Cobalt nanoparticle with tunable size supported on nitrogen-deficient graphitic carbon nitride for efficient visible light driven H2 evolution reaction

Cobalt nanoparticle with tunable size supported on nitrogen-deficient graphitic carbon nitride (Co/g-C3N4-x) was successfully realized in this work. The formation of metallic Co nanoparticle and N-deficiency generation were performed by H-2 reduction in simple one step. The size of the Co nanoparticle was tuned by changing the reduction temperature and the amount of cobalt salt precursor. The Co/g-C3N4-x catalyst with the cobalt nanoparticle size in the range of (3.6 +/- 2.2) nm exhibited the best H-2-production rate of 750.2 mu mol g(-1) h(-1) under the visible light (lambda > 420 nm), which is 101.4 times higher than pure g-C3N4. In addition, some Co atoms were embedded in the lattice structure of g-C3N4. According to the experimental and DFT computational results, the band gap of the photocatalyst was narrowed by both Co doping into the g-C3N4-x lattice and the generation of N deficiency.

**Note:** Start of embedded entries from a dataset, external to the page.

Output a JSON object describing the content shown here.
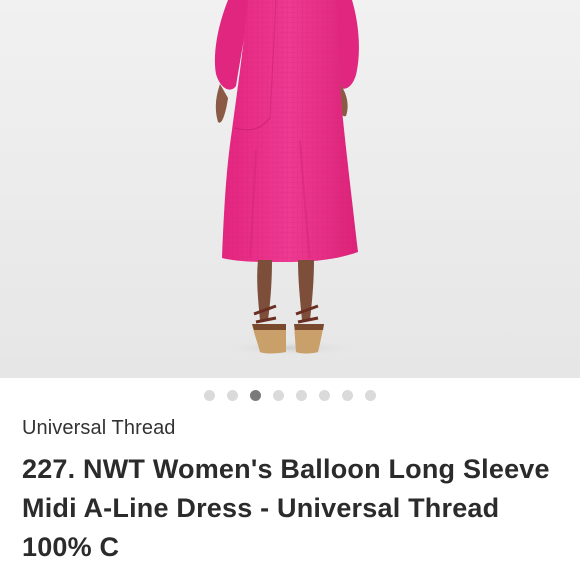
{
  "listing": {
    "brand": "Universal Thread",
    "title": "227. NWT Women's Balloon Long Sleeve Midi A-Line Dress - Universal Thread 100% C"
  },
  "carousel": {
    "count": 8,
    "active_index": 2
  },
  "photo": {
    "subject": "pink midi dress back view",
    "dress_color": "#ea2c88",
    "background_color": "#ececec"
  }
}
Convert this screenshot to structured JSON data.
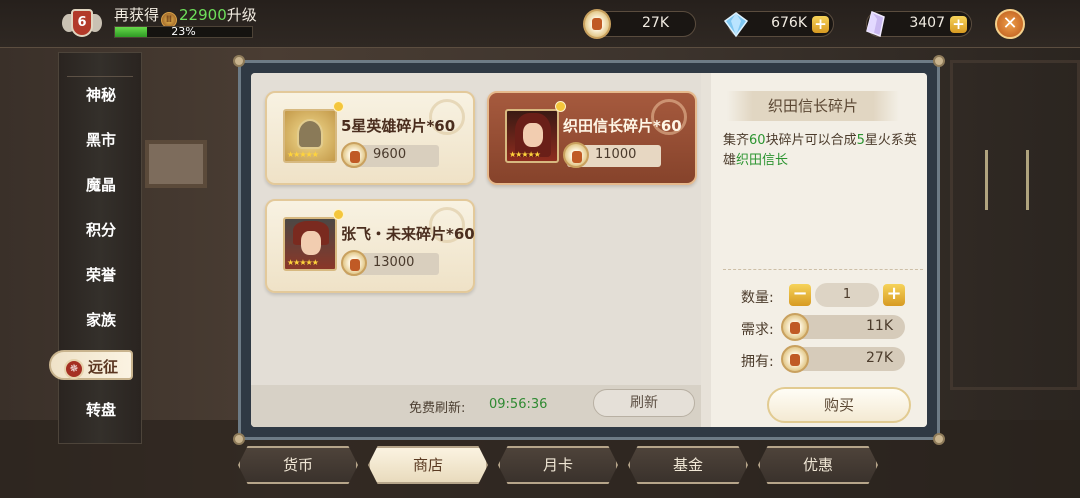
{
  "topbar": {
    "level": "6",
    "exp_prefix": "再获得",
    "exp_amount": "22900",
    "exp_suffix": "升级",
    "exp_progress_pct": 23,
    "exp_pct_label": "23%",
    "currency_gold": "27K",
    "currency_diamond": "676K",
    "currency_crystal": "3407",
    "icons": [
      "level-badge-icon",
      "exp-token-icon",
      "coin-icon",
      "diamond-icon",
      "crystal-icon",
      "plus-icon",
      "close-icon"
    ]
  },
  "sidebar": {
    "items": [
      {
        "label": "神秘",
        "active": false
      },
      {
        "label": "黑市",
        "active": false
      },
      {
        "label": "魔晶",
        "active": false
      },
      {
        "label": "积分",
        "active": false
      },
      {
        "label": "荣誉",
        "active": false
      },
      {
        "label": "家族",
        "active": false
      },
      {
        "label": "远征",
        "active": true
      },
      {
        "label": "转盘",
        "active": false
      }
    ]
  },
  "shop": {
    "items": [
      {
        "title": "5星英雄碎片*60",
        "price": "9600",
        "selected": false,
        "icon": "helmet-icon"
      },
      {
        "title": "织田信长碎片*60",
        "price": "11000",
        "selected": true,
        "icon": "hero-portrait-icon"
      },
      {
        "title": "张飞・未来碎片*60",
        "price": "13000",
        "selected": false,
        "icon": "hero-portrait-icon"
      }
    ],
    "refresh_label": "免费刷新:",
    "refresh_time": "09:56:36",
    "refresh_button": "刷新"
  },
  "detail": {
    "title": "织田信长碎片",
    "desc_1": "集齐",
    "desc_num": "60",
    "desc_2": "块碎片可以合成",
    "desc_star": "5",
    "desc_3": "星火系英雄",
    "desc_hero": "织田信长",
    "qty_label": "数量:",
    "qty_value": "1",
    "need_label": "需求:",
    "need_value": "11K",
    "own_label": "拥有:",
    "own_value": "27K",
    "buy_button": "购买"
  },
  "bottom_tabs": [
    {
      "label": "货币",
      "active": false
    },
    {
      "label": "商店",
      "active": true
    },
    {
      "label": "月卡",
      "active": false
    },
    {
      "label": "基金",
      "active": false
    },
    {
      "label": "优惠",
      "active": false
    }
  ],
  "colors": {
    "exp_green": "#6ee05b",
    "refresh_green": "#2f8a32",
    "selected_card": "#a65a3e",
    "gold_button": "#d79a22"
  }
}
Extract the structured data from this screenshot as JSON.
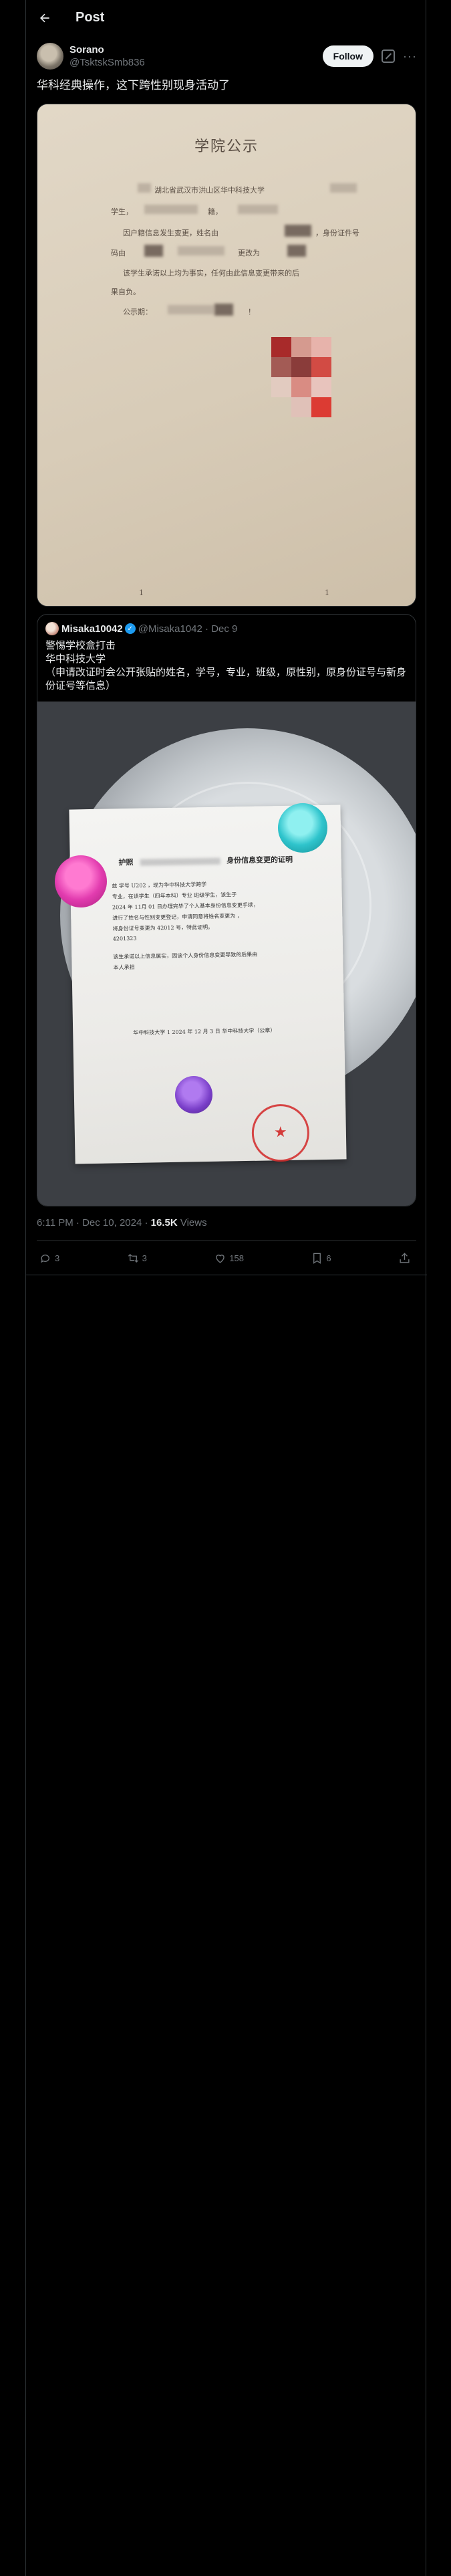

The metallic Co loaded on g-C3N4-x surface promoted the electron transfer rate and electron-hole separation efficiency of the photocatalyst. EPR spectroscopy using a trapping agent had been able to determine that H center dot was formed as intermediate in H-2 generation and its concentration increased due to the presence of Co nanoparticles as co-catalysts. Our work provided a simple method for producing large scale photocatalyst with high efficient H-2 evolution.